By implementing these lessons and strategies, Cheese Bank and other DeFi platforms can significantly enhance their resilience against similar attacks in the future, protecting both their operations and their users’ assets.

Conclusion

The Cheese Bank hack has put the spotlight on the inherent vulnerabilities in DeFi platforms, particularly emphasizing the risks associated with relying on Automated Market Maker (AMM)-based oracles for price measurement.

This incident demonstrates how attackers can exploit these oracles to manipulate market prices and execute fraudulent transactions. The ability to artificially inflate or deflate asset values through such manipulation poses a serious threat to the integrity and stability of DeFi systems.

It calls attention to the urgent need for more resilient and secure mechanisms in managing and verifying price data within these platforms.

To address these vulnerabilities, DeFi platforms must consider implementing more robust security measures.

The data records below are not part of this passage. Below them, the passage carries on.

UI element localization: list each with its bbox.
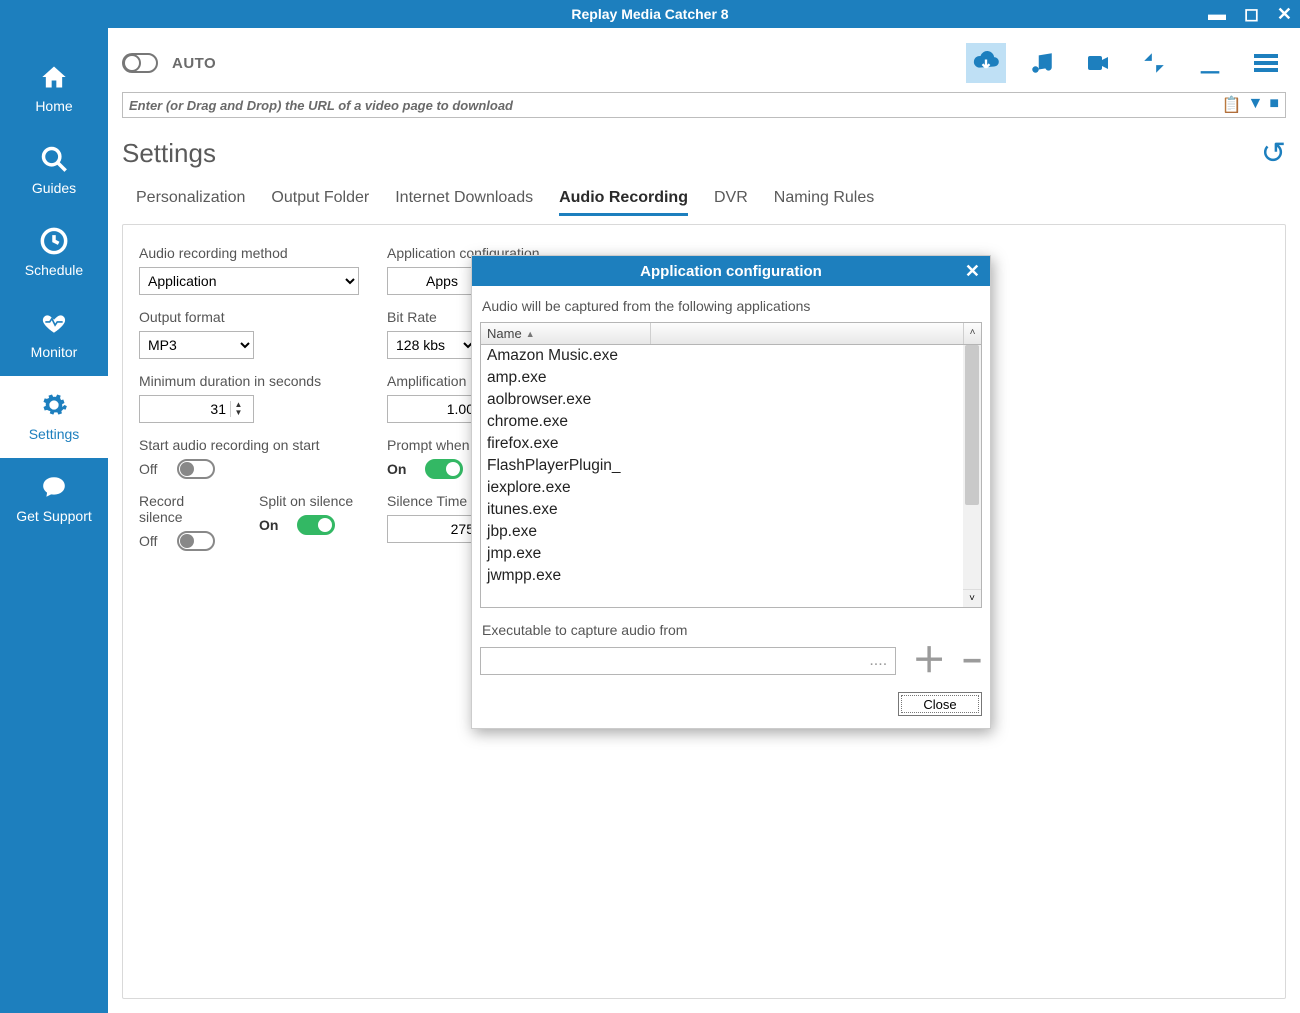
video-icon[interactable] — [1078, 43, 1118, 83]
sidebar-item-schedule[interactable]: Schedule — [0, 212, 108, 294]
amplification-input[interactable] — [388, 401, 478, 417]
min-duration-stepper[interactable]: ▲▼ — [139, 395, 254, 423]
sidebar-item-label: Settings — [0, 426, 108, 442]
tab-audio-recording[interactable]: Audio Recording — [559, 189, 688, 216]
sidebar-item-label: Home — [0, 98, 108, 114]
list-item[interactable]: itunes.exe — [481, 499, 981, 521]
dialog-title: Application configuration — [640, 263, 822, 280]
split-on-silence-toggle[interactable] — [297, 515, 335, 535]
list-item[interactable]: aolbrowser.exe — [481, 389, 981, 411]
gear-icon — [0, 388, 108, 422]
sidebar-item-label: Monitor — [0, 344, 108, 360]
search-icon — [0, 142, 108, 176]
list-item[interactable]: firefox.exe — [481, 433, 981, 455]
exec-label: Executable to capture audio from — [482, 622, 982, 638]
output-format-select[interactable]: MP3 — [139, 331, 254, 359]
recording-method-label: Audio recording method — [139, 245, 359, 261]
split-on-silence-state: On — [259, 517, 285, 533]
chat-icon — [0, 470, 108, 504]
list-item[interactable]: iexplore.exe — [481, 477, 981, 499]
sidebar-item-home[interactable]: Home — [0, 48, 108, 130]
output-format-label: Output format — [139, 309, 359, 325]
tab-internet-downloads[interactable]: Internet Downloads — [395, 189, 533, 216]
tab-personalization[interactable]: Personalization — [136, 189, 245, 216]
scrollbar[interactable] — [963, 345, 981, 589]
auto-toggle[interactable] — [122, 53, 158, 73]
app-config-dialog: Application configuration ✕ Audio will b… — [471, 255, 991, 729]
download-small-icon[interactable]: ▼ — [1247, 95, 1263, 115]
sidebar-item-label: Schedule — [0, 262, 108, 278]
prompt-state: On — [387, 461, 413, 477]
split-on-silence-label: Split on silence — [259, 493, 353, 509]
settings-tabs: Personalization Output Folder Internet D… — [136, 189, 1286, 216]
dialog-close-icon[interactable]: ✕ — [965, 261, 980, 282]
tab-dvr[interactable]: DVR — [714, 189, 748, 216]
add-icon[interactable]: ＋ — [912, 644, 946, 678]
sidebar-item-support[interactable]: Get Support — [0, 458, 108, 540]
reset-icon[interactable]: ↺ — [1261, 136, 1286, 171]
cloud-download-icon[interactable] — [966, 43, 1006, 83]
tab-output-folder[interactable]: Output Folder — [271, 189, 369, 216]
dialog-close-button[interactable]: Close — [898, 692, 982, 716]
record-small-icon[interactable]: ■ — [1269, 95, 1279, 115]
min-duration-label: Minimum duration in seconds — [139, 373, 359, 389]
home-icon — [0, 60, 108, 94]
sidebar-item-label: Get Support — [0, 508, 108, 524]
prompt-toggle[interactable] — [425, 459, 463, 479]
column-header-blank — [651, 323, 963, 344]
sidebar-item-label: Guides — [0, 180, 108, 196]
settings-panel: Audio recording method Application Outpu… — [122, 224, 1286, 999]
list-item[interactable]: jwmpp.exe — [481, 565, 981, 587]
sidebar-item-guides[interactable]: Guides — [0, 130, 108, 212]
url-input[interactable]: Enter (or Drag and Drop) the URL of a vi… — [122, 92, 1286, 118]
silence-time-input[interactable] — [388, 521, 478, 537]
minimize-icon[interactable]: ▬ — [1208, 4, 1226, 25]
list-item[interactable]: jbp.exe — [481, 521, 981, 543]
url-placeholder: Enter (or Drag and Drop) the URL of a vi… — [129, 98, 1222, 113]
download-icon[interactable] — [1190, 43, 1230, 83]
column-header-name[interactable]: Name▲ — [481, 323, 651, 344]
scroll-down-icon[interactable]: ˅ — [963, 589, 981, 607]
page-title: Settings — [122, 138, 216, 169]
app-listbox: Name▲ ˄ Amazon Music.exeamp.exeaolbrowse… — [480, 322, 982, 608]
dialog-title-bar[interactable]: Application configuration ✕ — [472, 256, 990, 286]
sort-asc-icon: ▲ — [526, 329, 535, 339]
start-on-start-state: Off — [139, 461, 165, 477]
browse-indicator: .... — [869, 652, 887, 670]
list-item[interactable]: Amazon Music.exe — [481, 345, 981, 367]
list-item[interactable]: FlashPlayerPlugin_ — [481, 455, 981, 477]
paste-icon[interactable]: 📋 — [1222, 95, 1242, 115]
menu-icon[interactable] — [1246, 43, 1286, 83]
min-duration-input[interactable] — [140, 401, 230, 417]
maximize-icon[interactable]: ◻ — [1244, 4, 1259, 25]
record-silence-label: Record silence — [139, 493, 231, 525]
clock-icon — [0, 224, 108, 258]
heartbeat-icon — [0, 306, 108, 340]
list-item[interactable]: jmp.exe — [481, 543, 981, 565]
start-on-start-label: Start audio recording on start — [139, 437, 359, 453]
exec-input[interactable]: .... — [480, 647, 896, 675]
title-bar: Replay Media Catcher 8 ▬ ◻ ✕ — [0, 0, 1300, 28]
sidebar-item-monitor[interactable]: Monitor — [0, 294, 108, 376]
list-item[interactable]: amp.exe — [481, 367, 981, 389]
dialog-info: Audio will be captured from the followin… — [482, 298, 982, 314]
recording-method-select[interactable]: Application — [139, 267, 359, 295]
collapse-icon[interactable] — [1134, 43, 1174, 83]
list-item[interactable]: chrome.exe — [481, 411, 981, 433]
scroll-up-icon[interactable]: ˄ — [963, 323, 981, 344]
music-icon[interactable] — [1022, 43, 1062, 83]
start-on-start-toggle[interactable] — [177, 459, 215, 479]
record-silence-state: Off — [139, 533, 165, 549]
record-silence-toggle[interactable] — [177, 531, 215, 551]
sidebar-item-settings[interactable]: Settings — [0, 376, 108, 458]
close-icon[interactable]: ✕ — [1277, 4, 1292, 25]
scrollbar-thumb[interactable] — [965, 345, 979, 505]
remove-icon[interactable]: − — [962, 644, 982, 678]
tab-naming-rules[interactable]: Naming Rules — [774, 189, 874, 216]
window-title: Replay Media Catcher 8 — [571, 6, 728, 22]
auto-label: AUTO — [172, 55, 216, 72]
bitrate-select[interactable]: 128 kbs — [387, 331, 477, 359]
sidebar: Home Guides Schedule Monitor Settings — [0, 28, 108, 1013]
chevron-down-icon[interactable]: ▼ — [235, 409, 243, 417]
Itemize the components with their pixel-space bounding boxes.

This includes the integration of diversified oracle systems that do not solely rely on AMM-based data, thereby reducing the risk of price manipulation.

Regular and comprehensive security audits conducted by specialized firms like ImmuneBytes can play a pivotal role in identifying and rectifying potential security flaws.

These audits should extend beyond mere code review to include a thorough analysis of the platform’s interaction with external data sources and its response to market anomalies.

Such proactive measures are crucial in enhancing the security framework of DeFi platforms, ensuring the protection of assets, and maintaining user trust in these emerging financial systems.